As the number of sales for June 2009 come in it is obvious the price homes sell for is less than a year ago and about 20% less than two years ago. Sales volume was low comparatively speaking, but much higher than I would have thought. The surprise was the number of foreclosures were neck and neck with the number of closed sales.
In the Wall Street Journal there was an article last week about the correlation between declining or negative equity and people walking away from a mortgage. From thier poll 47% of people who walked away had no or negative equity in the home. In the same week Bank of America anounced it has put into thier short sale addendum that the bank will want to collect defeciencies. The difference between what a bank is owed and what a bank collects in a foreclosure has no recourse in the State of Washington, from what I understand. Second Mortgages are a different thing.
I can see that the banks want to make people pay the mortgages. It makes sense that the more money banks take in on interest payments the less of a loss they will take when they eventually sell the property. The fact is that as prices decline people will be less inclined to pay for an asset that is worth much less than what they paid or borrowed. The lower prices will continue to work through the Real Estate market and in my opinion that will happen more rapidly this next year.

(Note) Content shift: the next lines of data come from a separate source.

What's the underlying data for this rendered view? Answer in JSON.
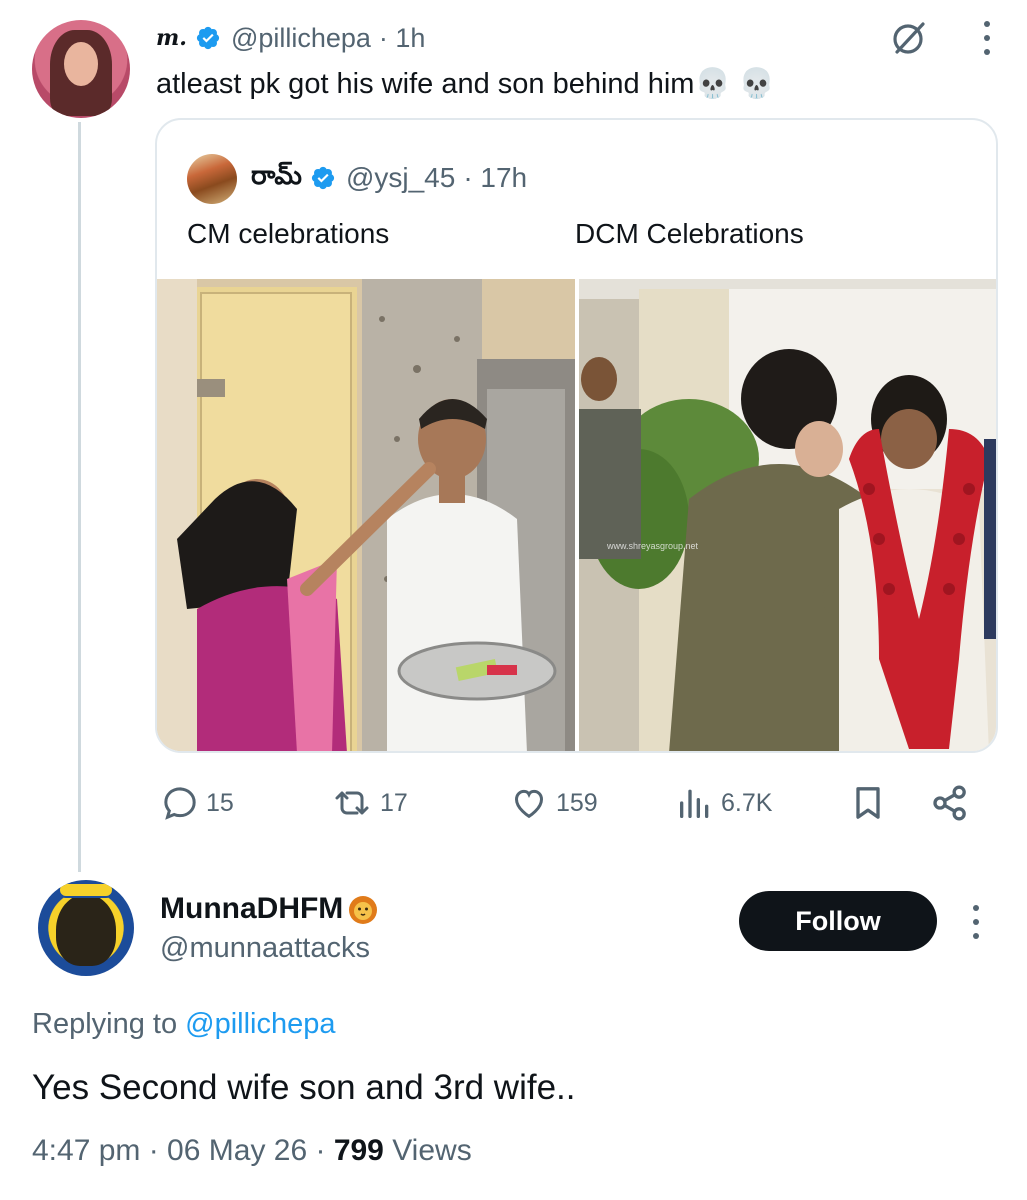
{
  "main_tweet": {
    "display_name": "m.",
    "handle": "@pillichepa",
    "time": "· 1h",
    "text": "atleast pk got his wife and son behind him💀 💀"
  },
  "quoted_tweet": {
    "display_name": "రామ్",
    "handle": "@ysj_45",
    "time": "· 17h",
    "left_caption": "CM celebrations",
    "right_caption": "DCM Celebrations",
    "watermark": "www.shreyasgroup.net"
  },
  "stats": {
    "replies": "15",
    "reposts": "17",
    "likes": "159",
    "views": "6.7K"
  },
  "reply": {
    "display_name": "MunnaDHFM",
    "handle": "@munnaattacks",
    "follow_label": "Follow",
    "replying_prefix": "Replying to ",
    "replying_handle": "@pillichepa",
    "text": "Yes Second wife son and 3rd wife..",
    "time": "4:47 pm · 06 May 26 · ",
    "views_count": "799",
    "views_label": " Views"
  },
  "colors": {
    "accent": "#1d9bf0",
    "text": "#0f1419",
    "secondary": "#536471",
    "border": "#e1e8ed"
  },
  "icons": [
    "verified-icon",
    "grok-icon",
    "more-icon",
    "reply-icon",
    "repost-icon",
    "like-icon",
    "views-icon",
    "bookmark-icon",
    "share-icon",
    "lion-emoji-icon",
    "skull-emoji-icon"
  ]
}
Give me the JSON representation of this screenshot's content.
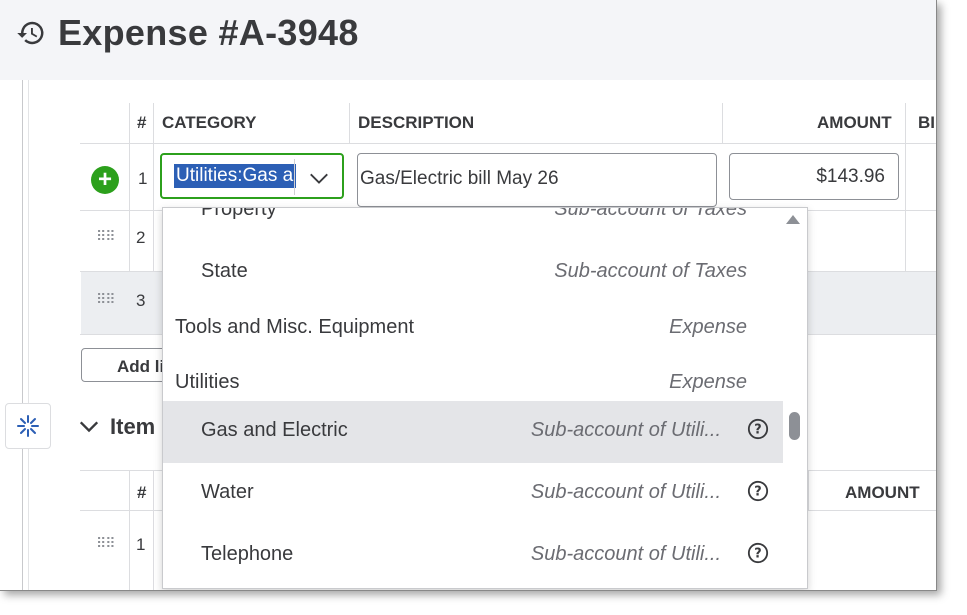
{
  "header": {
    "title": "Expense #A-3948"
  },
  "table": {
    "columns": {
      "num": "#",
      "category": "CATEGORY",
      "description": "DESCRIPTION",
      "amount": "AMOUNT",
      "billable": "BI"
    },
    "rows": [
      {
        "num": "1",
        "category": "Utilities:Gas a",
        "description": "Gas/Electric bill May 26",
        "amount": "$143.96"
      },
      {
        "num": "2"
      },
      {
        "num": "3"
      }
    ],
    "add_lines_label": "Add li"
  },
  "item_section": {
    "title": "Item",
    "columns": {
      "num": "#",
      "amount": "AMOUNT"
    },
    "rows": [
      {
        "num": "1"
      }
    ]
  },
  "dropdown": {
    "options": [
      {
        "label": "Property",
        "type": "Sub-account of Taxes",
        "indent": true
      },
      {
        "label": "State",
        "type": "Sub-account of Taxes",
        "indent": true
      },
      {
        "label": "Tools and Misc. Equipment",
        "type": "Expense",
        "indent": false
      },
      {
        "label": "Utilities",
        "type": "Expense",
        "indent": false
      },
      {
        "label": "Gas and Electric",
        "type": "Sub-account of Utili...",
        "indent": true,
        "selected": true,
        "help": true
      },
      {
        "label": "Water",
        "type": "Sub-account of Utili...",
        "indent": true,
        "help": true
      },
      {
        "label": "Telephone",
        "type": "Sub-account of Utili...",
        "indent": true,
        "help": true
      }
    ]
  },
  "colors": {
    "accent_green": "#2ca01c",
    "selection_blue": "#2c5fb5",
    "text": "#393a3d",
    "selected_row": "#e4e5e8"
  }
}
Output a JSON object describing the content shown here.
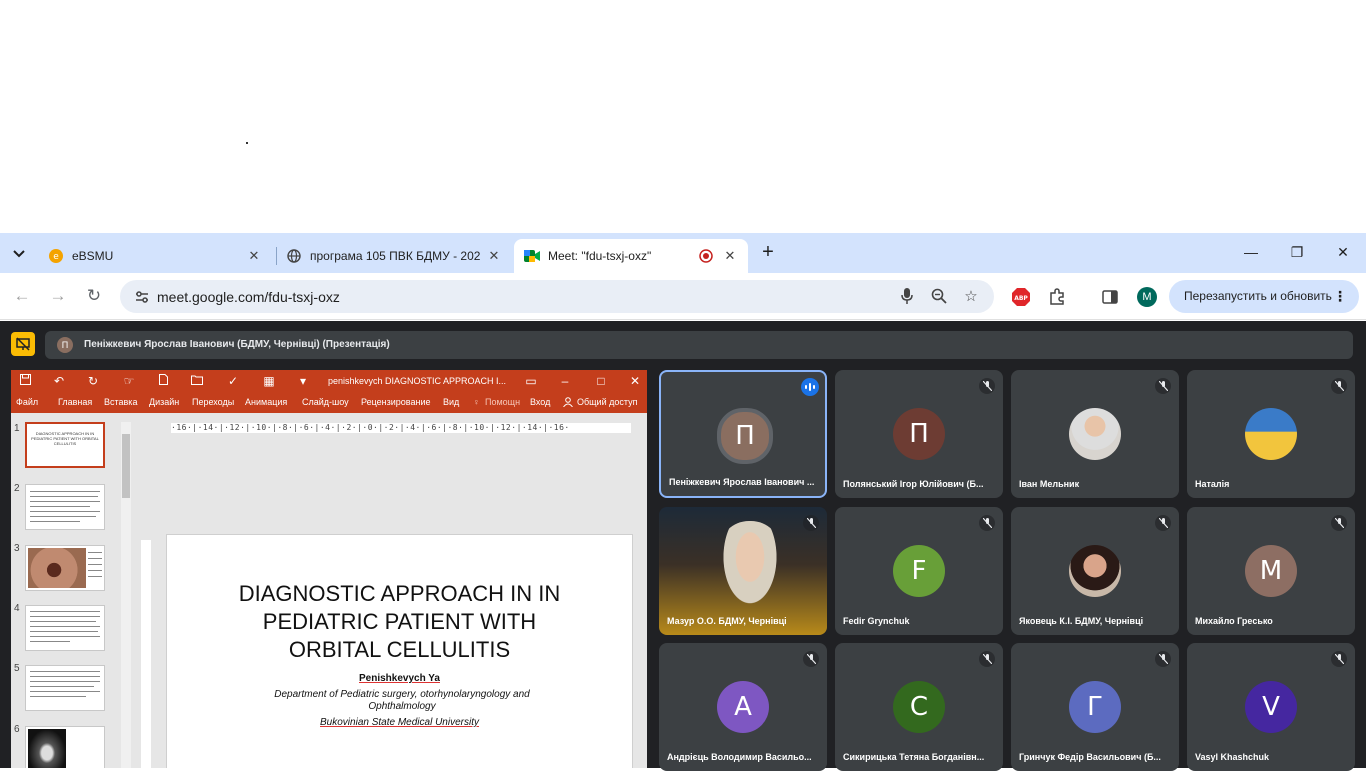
{
  "browser": {
    "tabs": [
      {
        "title": "eBSMU"
      },
      {
        "title": "програма 105 ПВК БДМУ - 202"
      },
      {
        "title": "Meet: \"fdu-tsxj-oxz\""
      }
    ],
    "url": "meet.google.com/fdu-tsxj-oxz",
    "profile_initial": "M",
    "adblock_label": "ABP",
    "relaunch_label": "Перезапустить и обновить"
  },
  "meet": {
    "presenter_initial": "П",
    "presenting_label": "Пеніжкевич Ярослав Іванович (БДМУ, Чернівці) (Презентація)",
    "participants": [
      {
        "name": "Пеніжкевич Ярослав Іванович ...",
        "initial": "П",
        "color": "#8a6e60",
        "speaking": true
      },
      {
        "name": "Полянський Ігор Юлійович (Б...",
        "initial": "П",
        "color": "#6d3c33"
      },
      {
        "name": "Іван Мельник",
        "initial": "",
        "color": "#c8c0b8"
      },
      {
        "name": "Наталія",
        "initial": "",
        "color": "#3a7bc8"
      },
      {
        "name": "Мазур О.О. БДМУ, Чернівці",
        "initial": "",
        "color": ""
      },
      {
        "name": "Fedir Grynchuk",
        "initial": "F",
        "color": "#689f38"
      },
      {
        "name": "Яковець К.І. БДМУ, Чернівці",
        "initial": "",
        "color": "#b07a6a"
      },
      {
        "name": "Михайло Гресько",
        "initial": "М",
        "color": "#8d6e63"
      },
      {
        "name": "Андрієць Володимир Васильо...",
        "initial": "А",
        "color": "#7e57c2"
      },
      {
        "name": "Сикирицька Тетяна Богданівн...",
        "initial": "С",
        "color": "#33691e"
      },
      {
        "name": "Гринчук Федір Васильович (Б...",
        "initial": "Г",
        "color": "#5c6bc0"
      },
      {
        "name": "Vasyl Khashchuk",
        "initial": "V",
        "color": "#4527a0"
      }
    ]
  },
  "ppt": {
    "doc_title": "penishkevych DIAGNOSTIC APPROACH I...",
    "menu": [
      "Файл",
      "Главная",
      "Вставка",
      "Дизайн",
      "Переходы",
      "Анимация",
      "Слайд-шоу",
      "Рецензирование",
      "Вид",
      "Помощн",
      "Вход",
      "Общий доступ"
    ],
    "thumb_numbers": [
      "1",
      "2",
      "3",
      "4",
      "5",
      "6"
    ],
    "thumb1_title": "DIAGNOSTIC APPROACH IN IN PEDIATRIC PATIENT WITH ORBITAL CELLULITIS",
    "ruler_h": "·16·|·14·|·12·|·10·|·8·|·6·|·4·|·2·|·0·|·2·|·4·|·6·|·8·|·10·|·12·|·14·|·16·",
    "slide": {
      "title_line1": "DIAGNOSTIC APPROACH IN IN",
      "title_line2": "PEDIATRIC PATIENT WITH",
      "title_line3": "ORBITAL CELLULITIS",
      "author": "Penishkevych Ya",
      "dept": "Department of Pediatric surgery, otorhynolaryngology and Ophthalmology",
      "university": "Bukovinian State Medical University"
    }
  }
}
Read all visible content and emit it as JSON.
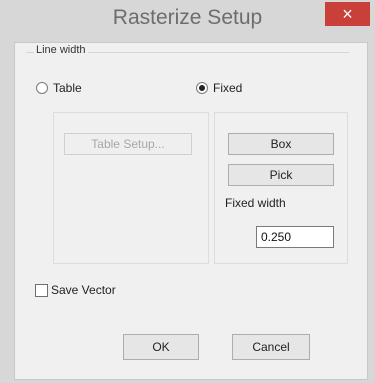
{
  "window": {
    "title": "Rasterize Setup",
    "close_glyph": "×"
  },
  "line_width": {
    "legend": "Line width",
    "options": [
      {
        "label": "Table",
        "checked": false
      },
      {
        "label": "Fixed",
        "checked": true
      }
    ]
  },
  "table_panel": {
    "table_setup_label": "Table Setup..."
  },
  "fixed_panel": {
    "box_label": "Box",
    "pick_label": "Pick",
    "fixed_width_label": "Fixed width",
    "fixed_width_value": "0.250"
  },
  "save_vector": {
    "label": "Save Vector",
    "checked": false
  },
  "buttons": {
    "ok_label": "OK",
    "cancel_label": "Cancel"
  }
}
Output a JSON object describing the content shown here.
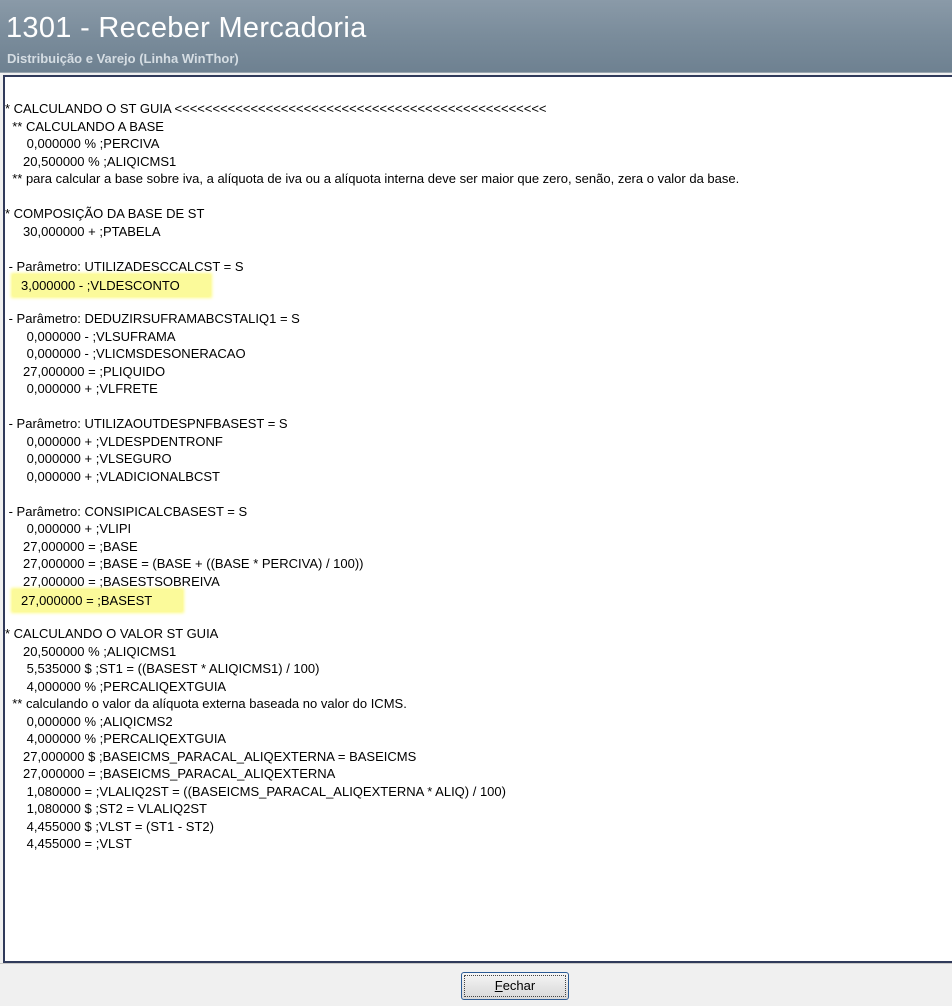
{
  "window": {
    "title": "1301 - Receber Mercadoria",
    "subtitle": "Distribuição e Varejo (Linha WinThor)"
  },
  "log_lines": [
    "* CALCULANDO O ST GUIA <<<<<<<<<<<<<<<<<<<<<<<<<<<<<<<<<<<<<<<<<<<<<<<<<",
    "  ** CALCULANDO A BASE",
    "      0,000000 % ;PERCIVA",
    "     20,500000 % ;ALIQICMS1",
    "  ** para calcular a base sobre iva, a alíquota de iva ou a alíquota interna deve ser maior que zero, senão, zera o valor da base.",
    "",
    "* COMPOSIÇÃO DA BASE DE ST",
    "     30,000000 + ;PTABELA",
    "",
    " - Parâmetro: UTILIZADESCCALCST = S",
    "      3,000000 - ;VLDESCONTO",
    "",
    " - Parâmetro: DEDUZIRSUFRAMABCSTALIQ1 = S",
    "      0,000000 - ;VLSUFRAMA",
    "      0,000000 - ;VLICMSDESONERACAO",
    "     27,000000 = ;PLIQUIDO",
    "      0,000000 + ;VLFRETE",
    "",
    " - Parâmetro: UTILIZAOUTDESPNFBASEST = S",
    "      0,000000 + ;VLDESPDENTRONF",
    "      0,000000 + ;VLSEGURO",
    "      0,000000 + ;VLADICIONALBCST",
    "",
    " - Parâmetro: CONSIPICALCBASEST = S",
    "      0,000000 + ;VLIPI",
    "     27,000000 = ;BASE",
    "     27,000000 = ;BASE = (BASE + ((BASE * PERCIVA) / 100))",
    "     27,000000 = ;BASESTSOBREIVA",
    "     27,000000 = ;BASEST",
    "",
    "* CALCULANDO O VALOR ST GUIA",
    "     20,500000 % ;ALIQICMS1",
    "      5,535000 $ ;ST1 = ((BASEST * ALIQICMS1) / 100)",
    "      4,000000 % ;PERCALIQEXTGUIA",
    "  ** calculando o valor da alíquota externa baseada no valor do ICMS.",
    "      0,000000 % ;ALIQICMS2",
    "      4,000000 % ;PERCALIQEXTGUIA",
    "     27,000000 $ ;BASEICMS_PARACAL_ALIQEXTERNA = BASEICMS",
    "     27,000000 = ;BASEICMS_PARACAL_ALIQEXTERNA",
    "      1,080000 = ;VLALIQ2ST = ((BASEICMS_PARACAL_ALIQEXTERNA * ALIQ) / 100)",
    "      1,080000 $ ;ST2 = VLALIQ2ST",
    "      4,455000 $ ;VLST = (ST1 - ST2)",
    "      4,455000 = ;VLST"
  ],
  "highlighted_lines": [
    10,
    28
  ],
  "highlight_color": "#fbfa9a",
  "buttons": {
    "close_prefix": "F",
    "close_rest": "echar"
  }
}
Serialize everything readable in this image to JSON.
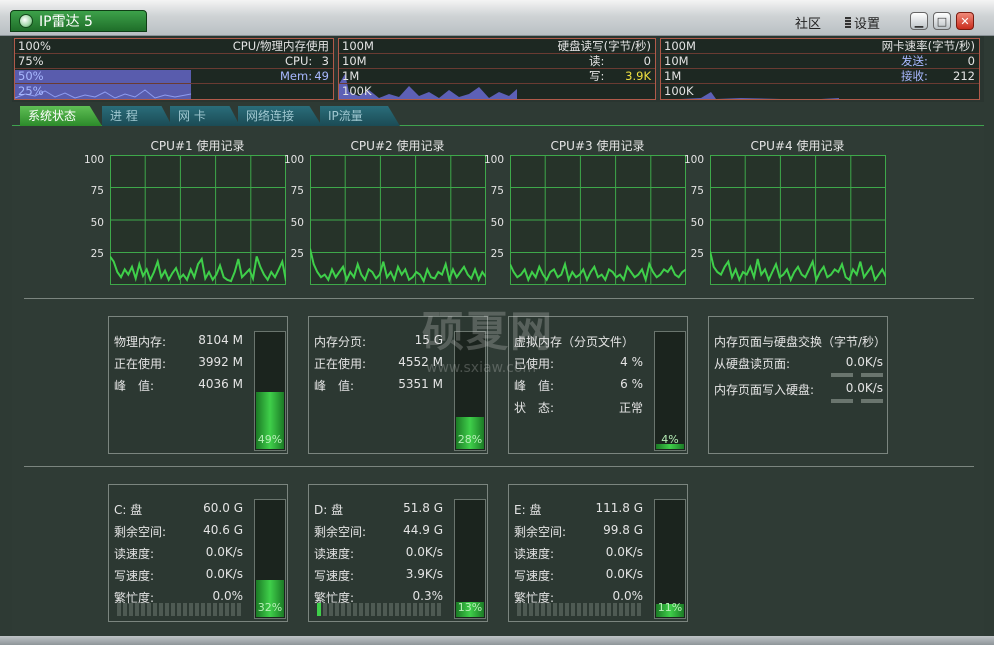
{
  "app": {
    "title": "IP雷达 5",
    "community": "社区",
    "settings": "设置"
  },
  "meters": {
    "cpu": {
      "title": "CPU/物理内存使用",
      "p100": "100%",
      "p75": "75%",
      "p50": "50%",
      "p25": "25%",
      "cpu_label": "CPU:",
      "cpu_value": "3",
      "mem_label": "Mem:",
      "mem_value": "49"
    },
    "disk": {
      "title": "硬盘读写(字节/秒)",
      "s100m": "100M",
      "s10m": "10M",
      "s1m": "1M",
      "s100k": "100K",
      "read_label": "读:",
      "read_value": "0",
      "write_label": "写:",
      "write_value": "3.9K"
    },
    "net": {
      "title": "网卡速率(字节/秒)",
      "s100m": "100M",
      "s10m": "10M",
      "s1m": "1M",
      "s100k": "100K",
      "send_label": "发送:",
      "send_value": "0",
      "recv_label": "接收:",
      "recv_value": "212"
    }
  },
  "tabs": [
    "系统状态",
    "进 程",
    "网 卡",
    "网络连接",
    "IP流量"
  ],
  "cpu_graphs": {
    "ticks": [
      "100",
      "75",
      "50",
      "25"
    ],
    "titles": [
      "CPU#1 使用记录",
      "CPU#2 使用记录",
      "CPU#3 使用记录",
      "CPU#4 使用记录"
    ]
  },
  "memory": {
    "physical": {
      "l1": "物理内存:",
      "v1": "8104 M",
      "l2": "正在使用:",
      "v2": "3992 M",
      "l3": "峰　值:",
      "v3": "4036 M",
      "pct": "49%"
    },
    "paged": {
      "l1": "内存分页:",
      "v1": "15 G",
      "l2": "正在使用:",
      "v2": "4552 M",
      "l3": "峰　值:",
      "v3": "5351 M",
      "pct": "28%"
    },
    "virtual": {
      "title": "虚拟内存（分页文件）",
      "l1": "已使用:",
      "v1": "4 %",
      "l2": "峰　值:",
      "v2": "6 %",
      "l3": "状　态:",
      "v3": "正常",
      "pct": "4%"
    },
    "swap": {
      "title": "内存页面与硬盘交换（字节/秒）",
      "l1": "从硬盘读页面:",
      "v1": "0.0K/s",
      "l2": "内存页面写入硬盘:",
      "v2": "0.0K/s"
    }
  },
  "disks": [
    {
      "name": "C: 盘",
      "size": "60.0 G",
      "free_l": "剩余空间:",
      "free": "40.6 G",
      "read_l": "读速度:",
      "read": "0.0K/s",
      "write_l": "写速度:",
      "write": "0.0K/s",
      "busy_l": "繁忙度:",
      "busy": "0.0%",
      "pct": "32%"
    },
    {
      "name": "D: 盘",
      "size": "51.8 G",
      "free_l": "剩余空间:",
      "free": "44.9 G",
      "read_l": "读速度:",
      "read": "0.0K/s",
      "write_l": "写速度:",
      "write": "3.9K/s",
      "busy_l": "繁忙度:",
      "busy": "0.3%",
      "pct": "13%"
    },
    {
      "name": "E: 盘",
      "size": "111.8 G",
      "free_l": "剩余空间:",
      "free": "99.8 G",
      "read_l": "读速度:",
      "read": "0.0K/s",
      "write_l": "写速度:",
      "write": "0.0K/s",
      "busy_l": "繁忙度:",
      "busy": "0.0%",
      "pct": "11%"
    }
  ],
  "gauge_levels": {
    "physical": 0.49,
    "paged": 0.28,
    "virtual": 0.04,
    "c": 0.32,
    "d": 0.13,
    "e": 0.11
  },
  "colors": {
    "graph_line": "#3fcf4a",
    "grid": "#3ea84a",
    "accent": "#2c8a2a",
    "highlight": "#f0e040"
  },
  "watermark": {
    "main": "硕夏网",
    "sub": "www.sxiaw.com"
  }
}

There is a sub section of the Real Estate market after the foreclosure auction called Real Estate Owned, or Bank Owned properties. From what I have heard out of 1600 home sales in King County in June 253 were bank owned. That may be short sales and REOs combined, I don’t really keep track, but the per cent to closed sales is pretty high. Like with the foreclosure auctions there is a limited number of people in that buyer pool. Banks are notorious for letting properties go vacant for extended periods. It takes some imagination to get a buyer to look at REOs. Those properties tend to sell at a discount.
Each year a certain number of people have to move. As those buyers work through the process they generate a new set of statistics used for Comparative Market Analysis. Those number will show a lower over all sales price. At the same set of statistics the price per square foot went up. That was do to the number of smaller houses being sold this year. The below $500K market was the driving force and a lot of houses below 1200 square feet were sold. Smaller houses have a higher price per square foor than houses over 2600 square feet. It’s a market equalizer.
The trend is unmistakable. The market dynamics are like a car rolling down hill. Banks continue to collect foreclosed properties. Banks selling at a discount to a shrinking buyer pool. Home owners who are trying to collect equity before it’s gone selling at a discount to compete with banks. The process may be slow, but it will pick up speed.
The thing to watch will be rents. Rent trends will show us where the price of property will end up. Mortgage payments compared to what you can rent a similar property for will determine the market mind set. Is owning worth it? Is the cost of taxes, insurance, and maintaining, worth the claim that some day the property will be paid off?